The researcher emerges as a competitor of the state in the production of knowledge and narratives about it. The sensitivity of institutions of migration management as research fields may thus oftentimes be about preserving the authority of their institutional “talk” – the norms and values carried by their structures and rhetoric. Reflecting on the process of negotiating access appears particularly fruitful to grasp these ideational constructs, shared meanings, and performative discourses.

The official justifications for refusing access rarely address such issues, but rather insist on matters of resources. Data protection and confidentiality was also presented as an argument to decline research requests. When access was granted, however, these issues were dealt with easily or not voiced at all.

Another repeated feature was the field actors’ preference for certain research methods. While often accommodating researchers’ interview requests, state institutions were repeatedly less keen to let them conduct observation in their premises. This raises the question whether this choice is based on the preference for data that can be controlled or on more practical reasons. Either way, the knowledge that social scientists can produce is importantly impacted by the type of data they can collect.

Each of the aspects above involves ethical questions for researchers attempting to access the migration apparatus. Access is always partial, polymorphous and loaded with power relationships. It is essential that researchers recognize the ethical implications of access.
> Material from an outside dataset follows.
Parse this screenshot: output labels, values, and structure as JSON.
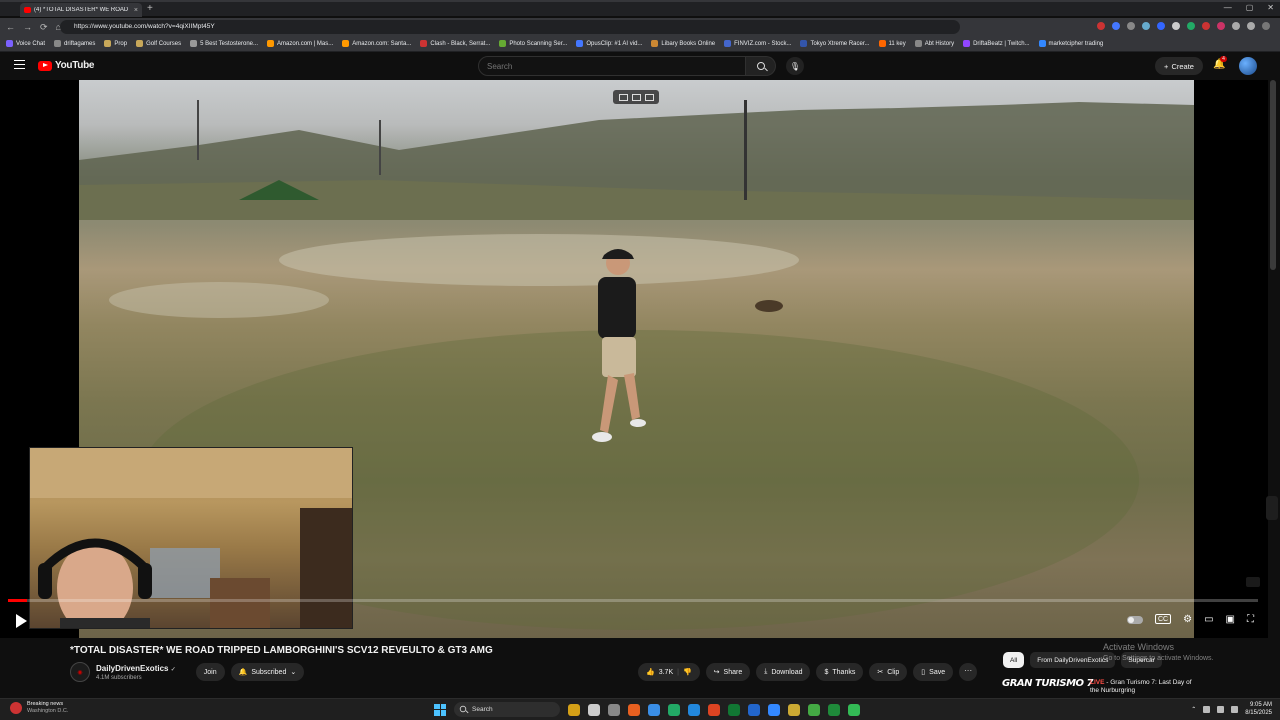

Finally, while focusing on the migration apparatus, its logics and rationales, researchers should be careful not to lose sight of the people whose lives it is designed to manage and control.

Christin Achermann, Project Leader, nccr – on the move, University of Neuchatel
Damian Rosset, doctoral assistant, Center of Migration Law, University of Neuchatel

 

This is a shortened version of the first post of Border Criminologies’ themed series on “Accessing the Migration Apparatus” organized by Damian Rosset and Christin Achermann, University of Neuchatel and nccr – on the move. It was originally published on 6 November 2017. The series originates from a panel that took place during the 2017 IMISCOE Annual Conference in Rotterdam. It reflects on the way access shapes the researchers‘ position and the scientific knowledge they produce.